Violence Against Women In The Spotlight On Super Bowl Sunday

Violence Against Women In The Spotlight On Super Bowl Sunday

It turns out that it’s a myth that more women are victims of domestic violence on Super Bowl Sunday than any other day of the year. But it is true that this is the first Super Bowl Sunday since 1994 that the Violence Against Women Act (VAWA) has not been in effect.

Last year, after a bipartisan, filibuster-proof majority approved the revised VAWA in the Senate, House Republicans refused to even vote on the bill because it protected too many women — including undocumented workers, LGBT women and Native Americans. Protections have been expanded as the bill was reauthorized in the past. Native American women, for instance, are 2.5 times more likely to be victims of sexual assault than any other group.

The legacy of the bill is so strong that many of its statutes — including the Rape Shield Law, which protects the identity of sexual assault victims — are still being enforced. But if Congress does not appropriate funding in the continuing resolution that needs to be passed by March 27, domestic violence shelters and the National Domestic Abuse Hotline will be shuttered.

Democrats in the Senate now have 60 votes to pass the bill again to send it to the House, where it once more faces an uncertain future. “For nearly 20 years, the programs supported by VAWA have been a lifeline to so many,” Senate Judiciary Committee Chairman Patrick Leahy (D-VT) said in a statement. “They deserve swift action in Congress.”

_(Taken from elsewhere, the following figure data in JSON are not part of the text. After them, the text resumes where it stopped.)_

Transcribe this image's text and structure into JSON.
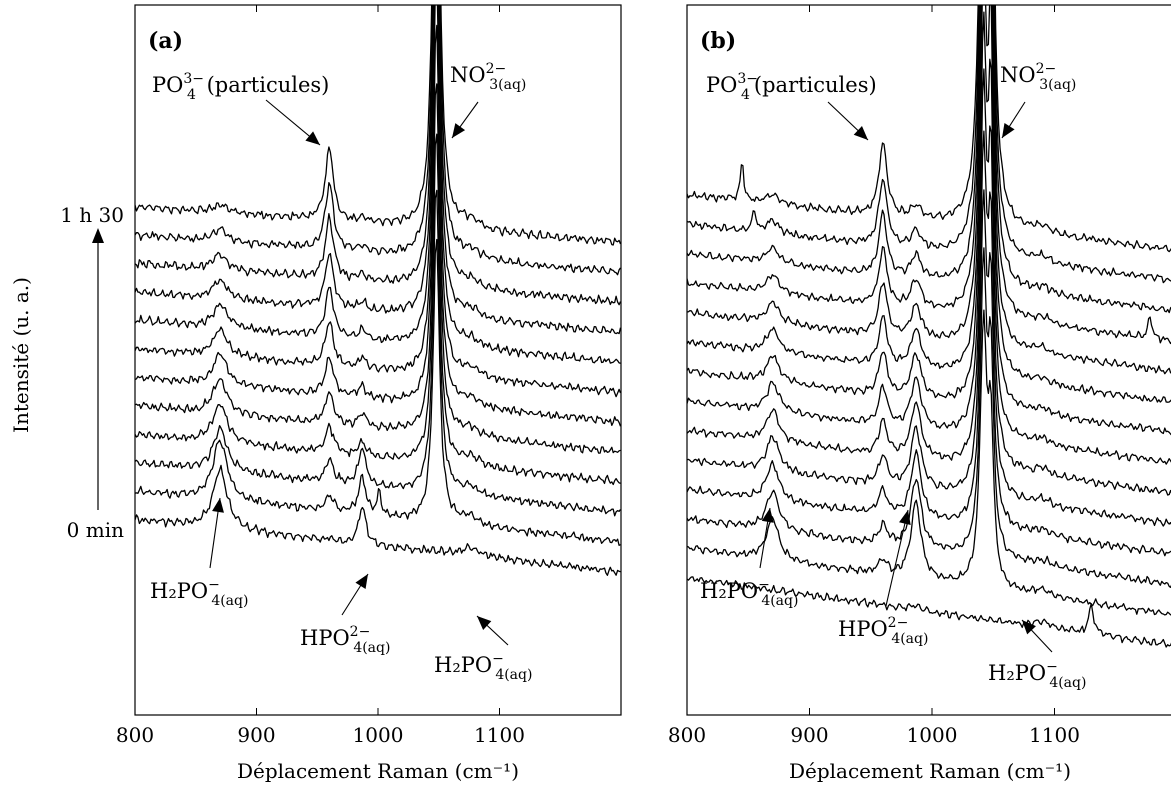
{
  "chart_data": [
    {
      "type": "line",
      "panel_label": "(a)",
      "xlabel": "Déplacement Raman (cm⁻¹)",
      "ylabel": "Intensité (u. a.)",
      "xlim": [
        800,
        1200
      ],
      "xticks": [
        "800",
        "900",
        "1000",
        "1100"
      ],
      "n_spectra": 12,
      "time_start_label": "0 min",
      "time_end_label": "1 h 30",
      "annotations": [
        {
          "main": "PO",
          "sub": "4",
          "sup": "3−",
          "suffix": " (particules)",
          "x": 960
        },
        {
          "main": "NO",
          "sub": "3(aq)",
          "sup": "2−",
          "suffix": "",
          "x": 1050
        },
        {
          "main": "H₂PO",
          "sub": "4(aq)",
          "sup": "−",
          "suffix": "",
          "x": 870
        },
        {
          "main": "HPO",
          "sub": "4(aq)",
          "sup": "2−",
          "suffix": "",
          "x": 987
        },
        {
          "main": "H₂PO",
          "sub": "4(aq)",
          "sup": "−",
          "suffix": "",
          "x": 1076
        }
      ],
      "peaks_cm-1": [
        870,
        960,
        987,
        1001,
        1048,
        1076
      ]
    },
    {
      "type": "line",
      "panel_label": "(b)",
      "xlabel": "Déplacement Raman (cm⁻¹)",
      "xlim": [
        800,
        1200
      ],
      "xticks": [
        "800",
        "900",
        "1000",
        "1100"
      ],
      "n_spectra": 14,
      "annotations": [
        {
          "main": "PO",
          "sub": "4",
          "sup": "3−",
          "suffix": "(particules)",
          "x": 960
        },
        {
          "main": "NO",
          "sub": "3(aq)",
          "sup": "2−",
          "suffix": "",
          "x": 1050
        },
        {
          "main": "H₂PO",
          "sub": "4(aq)",
          "sup": "−",
          "suffix": "",
          "x": 870
        },
        {
          "main": "HPO",
          "sub": "4(aq)",
          "sup": "2−",
          "suffix": "",
          "x": 987
        },
        {
          "main": "H₂PO",
          "sub": "4(aq)",
          "sup": "−",
          "suffix": "",
          "x": 1080
        }
      ],
      "peaks_cm-1": [
        845,
        870,
        960,
        987,
        1042,
        1048,
        1130
      ]
    }
  ]
}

VAWA was passed with near-unanimous majorities in 2000 and 2010 because the effectiveness of the law has been astonishing. “From 1994 to 2010, the overall rate of intimate partner violence in the United States declined by 64 percent, from 9.8 victimizations per 1,000 persons age 12 or older to 3.6 per 1,000,” reports Shannan M. Catalano of the Bureau of Justice Statistics.

Some, including anti-feminist icon Phyllis Schlafly, argue that the law should be made gender-neutral, which negates the reality that 4 out of 5 victims of intimate partner violence are women. Focusing on protecting women has helped lower the instances of partner violence for both genders by 60 percent.

The myth that Super Bowl Sunday is an extraordinarily dangerous day for women was fostered to draw attention to domestic violence. But this Sunday is just another day when more there will be 24 instances of intimate partner violence every minute and three women will die at the hands of a partner.

And the Super Bowl game itself results in massive human trafficking of women forced to serve as sex slaves. “It’s commonly known as the single largest human trafficking incident in the United States,” said Texas attorney general Greg Abbott, in 2011. Tens of thousands of women are brought to area near where the big game is held and made to have sex with 25 to 50 men a day.

This happens every year.

What makes this Sunday exceptional is that it’s the first one in decades that a law that did so much to prevent this needless violence is no longer there to protect them.